2304. Viernes, 27 septiembre, 2013

Capítulo Dosmilésimo tricentésimo cuarto: “Todos los días miro los obituarios de los periódicos y me fijo sobre todo en la edad del muerto. La mayoría es más joven que yo. Me asusto y pienso: a lo mejor se han olvidado de mí” (Billy Wilder, 1906-2002; director de cine austriaco)

La vagancia, mi estado natural, suele ir casi siempre acompañada de uno de los peores pecados que, según parece, se pueden cometer hoy en día: el de aburrirse. Ser acusado en público de aburrirse es peor que ser sospechoso de robar la caja de una sociedad protectora de animales o decir que las crías de oso panda son una cosa asquerosa (que lo son). Aburrirse es pecado, no hay derecho, es deprimente.

Y es justo ahí donde me sale el peluchereivindicativo.
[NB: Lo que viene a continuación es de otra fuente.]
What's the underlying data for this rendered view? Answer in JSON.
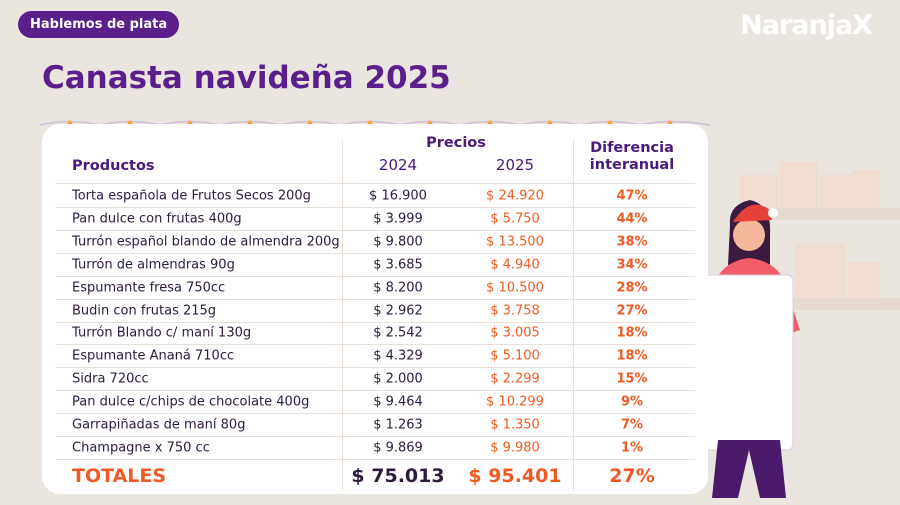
{
  "badge": "Hablemos de plata",
  "logo": "NaranjaX",
  "title": "Canasta navideña 2025",
  "table": {
    "header": {
      "product": "Productos",
      "prices": "Precios",
      "year_a": "2024",
      "year_b": "2025",
      "difference": "Diferencia interanual"
    },
    "rows": [
      [
        "Torta española de Frutos Secos 200g",
        "$ 16.900",
        "$ 24.920",
        "47%"
      ],
      [
        "Pan dulce con frutas 400g",
        "$ 3.999",
        "$ 5.750",
        "44%"
      ],
      [
        "Turrón español blando de almendra 200g",
        "$ 9.800",
        "$ 13.500",
        "38%"
      ],
      [
        "Turrón de almendras 90g",
        "$ 3.685",
        "$ 4.940",
        "34%"
      ],
      [
        "Espumante fresa 750cc",
        "$ 8.200",
        "$ 10.500",
        "28%"
      ],
      [
        "Budin con frutas 215g",
        "$ 2.962",
        "$ 3.758",
        "27%"
      ],
      [
        "Turrón Blando c/ maní 130g",
        "$ 2.542",
        "$ 3.005",
        "18%"
      ],
      [
        "Espumante Ananá 710cc",
        "$ 4.329",
        "$ 5.100",
        "18%"
      ],
      [
        "Sidra 720cc",
        "$ 2.000",
        "$ 2.299",
        "15%"
      ],
      [
        "Pan dulce c/chips de chocolate 400g",
        "$ 9.464",
        "$ 10.299",
        "9%"
      ],
      [
        "Garrapiñadas de maní 80g",
        "$ 1.263",
        "$ 1.350",
        "7%"
      ],
      [
        "Champagne x 750 cc",
        "$ 9.869",
        "$ 9.980",
        "1%"
      ]
    ],
    "totals": [
      "TOTALES",
      "$ 75.013",
      "$ 95.401",
      "27%"
    ]
  }
}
Quiero reclamar el aburrimiento. Vivimos en una sociedad que ha hecho del aburrimiento su nuevo enemigo. Nos dicen que hay que hacer esto y aquello sin parar, y quienes nos aburrimos y !lo confesamos! somos considerados, además de provocadores, locos o asociales, unos bichos raros que no sentimos curiosidad por nada, vivimos en la inopia, o, por qué no decirlo, que somos directamente idiotas por perder el tiempo de esa manera.

Peor para ellos. El aburrimiento, en lugar del infierno que se empeñan que sea, es una herramienta fundamental para descubrir quiénes somos. Quien sabe aburrirse es lo suficientemente valiente como para enfrentarse a sí mismo. El aburrimiento, en dosis controladas, es un lujo. Y yo no estoy dispuesto a perdérmelo.

Por cierto, aprovechando que hoy es mi cumpleaños, me voy a regalar aburrimiento a manos llenas en mi horario laboral. Lo de cada día, vamos.